Yevgeny Yevtushenko in the 21st Century

Chris Ross over at Bookslut:

Yevgeny Yevtushenko was playing cards with his wife and mother when the phone rang. The year was 1961 and Yevtushenko had just published the controversial poem “Babi Yar,” which recounted the massacre of Kiev’s Jewish population, a topic conspicuously unacknowledged by Soviet officials. Believing Yevtushenko’s life to be in danger, members of the University of Moscow basketball team appointed themselves his personal bodyguards and slept on his stairs at night.

The poet’s wife returned from answering the phone, annoyed. Someone had just called introducing himself as the famous Russian composer, Dmitri Shostakovich. Then the phone ran again. Yevtushenko answered and a man with a soft voice introduced himself as Shostakovich and addressed the poet by his familiar patronymic. “Yevgeny Alexander,” said Shostakovich, “I’m sorry to interrupt, I know you must be very busy. I love your poem ‘Babi Yar,’ very much. I was wondering if you would permit me to compose some music inspired by the poem.” Nearly speechless, the young Yevtushenko replied that he would be honored. “Good,” said Shostakovich. “The piece is already written.” It was the legendary Symphony 13, and the poem catapulted Yevtushenko into worldwide literary celebrity. After touring throughout Russia and the United States, Yevtushenko was featured on the cover of Time in 1962 as the face of Soviet Russia’s newfound freedom of expression.

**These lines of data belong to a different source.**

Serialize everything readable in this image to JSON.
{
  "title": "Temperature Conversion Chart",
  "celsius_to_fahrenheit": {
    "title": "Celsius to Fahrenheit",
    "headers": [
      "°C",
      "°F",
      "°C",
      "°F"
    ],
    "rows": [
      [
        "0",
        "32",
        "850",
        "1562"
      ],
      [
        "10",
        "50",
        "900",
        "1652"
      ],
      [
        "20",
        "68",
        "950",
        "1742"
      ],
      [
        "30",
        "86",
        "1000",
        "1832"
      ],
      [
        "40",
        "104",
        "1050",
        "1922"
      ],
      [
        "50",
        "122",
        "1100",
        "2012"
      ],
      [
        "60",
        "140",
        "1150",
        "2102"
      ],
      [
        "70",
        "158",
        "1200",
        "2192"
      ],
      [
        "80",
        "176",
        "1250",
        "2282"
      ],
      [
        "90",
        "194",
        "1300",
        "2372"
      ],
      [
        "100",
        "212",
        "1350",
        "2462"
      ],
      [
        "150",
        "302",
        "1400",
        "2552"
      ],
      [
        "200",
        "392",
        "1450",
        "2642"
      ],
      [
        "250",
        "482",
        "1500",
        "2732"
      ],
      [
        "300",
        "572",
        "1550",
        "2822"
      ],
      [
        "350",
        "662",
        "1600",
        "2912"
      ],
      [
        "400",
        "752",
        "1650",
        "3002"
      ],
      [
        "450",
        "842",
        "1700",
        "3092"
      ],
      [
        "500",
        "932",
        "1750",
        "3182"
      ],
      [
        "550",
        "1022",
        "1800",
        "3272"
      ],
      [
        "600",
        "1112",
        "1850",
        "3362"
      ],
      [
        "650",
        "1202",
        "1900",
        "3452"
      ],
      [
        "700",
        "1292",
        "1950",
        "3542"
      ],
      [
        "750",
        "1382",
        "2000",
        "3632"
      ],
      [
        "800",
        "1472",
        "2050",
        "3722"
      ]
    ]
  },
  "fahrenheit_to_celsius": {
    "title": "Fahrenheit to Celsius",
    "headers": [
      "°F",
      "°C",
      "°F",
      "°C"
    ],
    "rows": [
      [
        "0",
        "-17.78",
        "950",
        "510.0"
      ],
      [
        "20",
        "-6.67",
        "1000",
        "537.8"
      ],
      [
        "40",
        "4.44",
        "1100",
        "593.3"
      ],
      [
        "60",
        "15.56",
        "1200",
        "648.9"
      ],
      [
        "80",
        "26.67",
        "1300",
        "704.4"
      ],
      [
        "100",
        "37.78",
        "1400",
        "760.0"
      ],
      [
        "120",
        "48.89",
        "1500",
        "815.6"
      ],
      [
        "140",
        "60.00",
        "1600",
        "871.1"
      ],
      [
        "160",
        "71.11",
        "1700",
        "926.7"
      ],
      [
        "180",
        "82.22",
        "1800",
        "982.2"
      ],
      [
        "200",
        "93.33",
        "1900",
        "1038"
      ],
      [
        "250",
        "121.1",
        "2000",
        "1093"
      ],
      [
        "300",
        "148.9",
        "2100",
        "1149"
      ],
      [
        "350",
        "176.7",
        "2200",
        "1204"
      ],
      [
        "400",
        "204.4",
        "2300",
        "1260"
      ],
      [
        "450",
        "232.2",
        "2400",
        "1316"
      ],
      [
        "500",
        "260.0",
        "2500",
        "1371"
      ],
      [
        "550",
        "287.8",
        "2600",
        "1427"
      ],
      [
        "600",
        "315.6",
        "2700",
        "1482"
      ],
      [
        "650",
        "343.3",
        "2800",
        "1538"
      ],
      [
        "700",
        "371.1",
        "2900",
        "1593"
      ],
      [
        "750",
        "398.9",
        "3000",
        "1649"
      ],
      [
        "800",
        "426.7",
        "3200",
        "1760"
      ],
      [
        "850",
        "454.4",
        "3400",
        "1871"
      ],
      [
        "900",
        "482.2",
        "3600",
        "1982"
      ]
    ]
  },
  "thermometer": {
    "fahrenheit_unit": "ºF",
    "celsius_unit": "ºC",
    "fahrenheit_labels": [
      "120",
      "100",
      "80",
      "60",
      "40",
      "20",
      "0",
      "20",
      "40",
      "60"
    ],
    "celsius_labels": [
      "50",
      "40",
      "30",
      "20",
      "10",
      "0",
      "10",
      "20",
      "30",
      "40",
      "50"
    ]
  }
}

But today, Yevtushenko seems to regard the maturing of his legacy with a wary eye. Since the 1980s, critics have raised serious doubts about Yevtushenko’s dissident reputation. When he was elected as an honorary member of the American Academy of Arts and Sciences, fellow poet Joseph Brodsky resigned in protest, calling Yevtushenko a party yes-man and insisting, “He throws stones only in directions that are officially sanctioned and approved.” Others have unfavorably compared his poetry, declamatory and at times childishly earnest, to the formal innovations of his contemporaries. But at 74, Yevtushenko has not abandoned his sincerity, nor does he appear prepared to check out quite yet. The title of his forthcoming collection of memoirs, Schestu Decatnik (Sixties Parachute Man) is a neologism likening Yevtushenko’s confrontation with the present to that of a Green Beret soldier parachuting into enemy territory — the surreal landscape of the 21st century.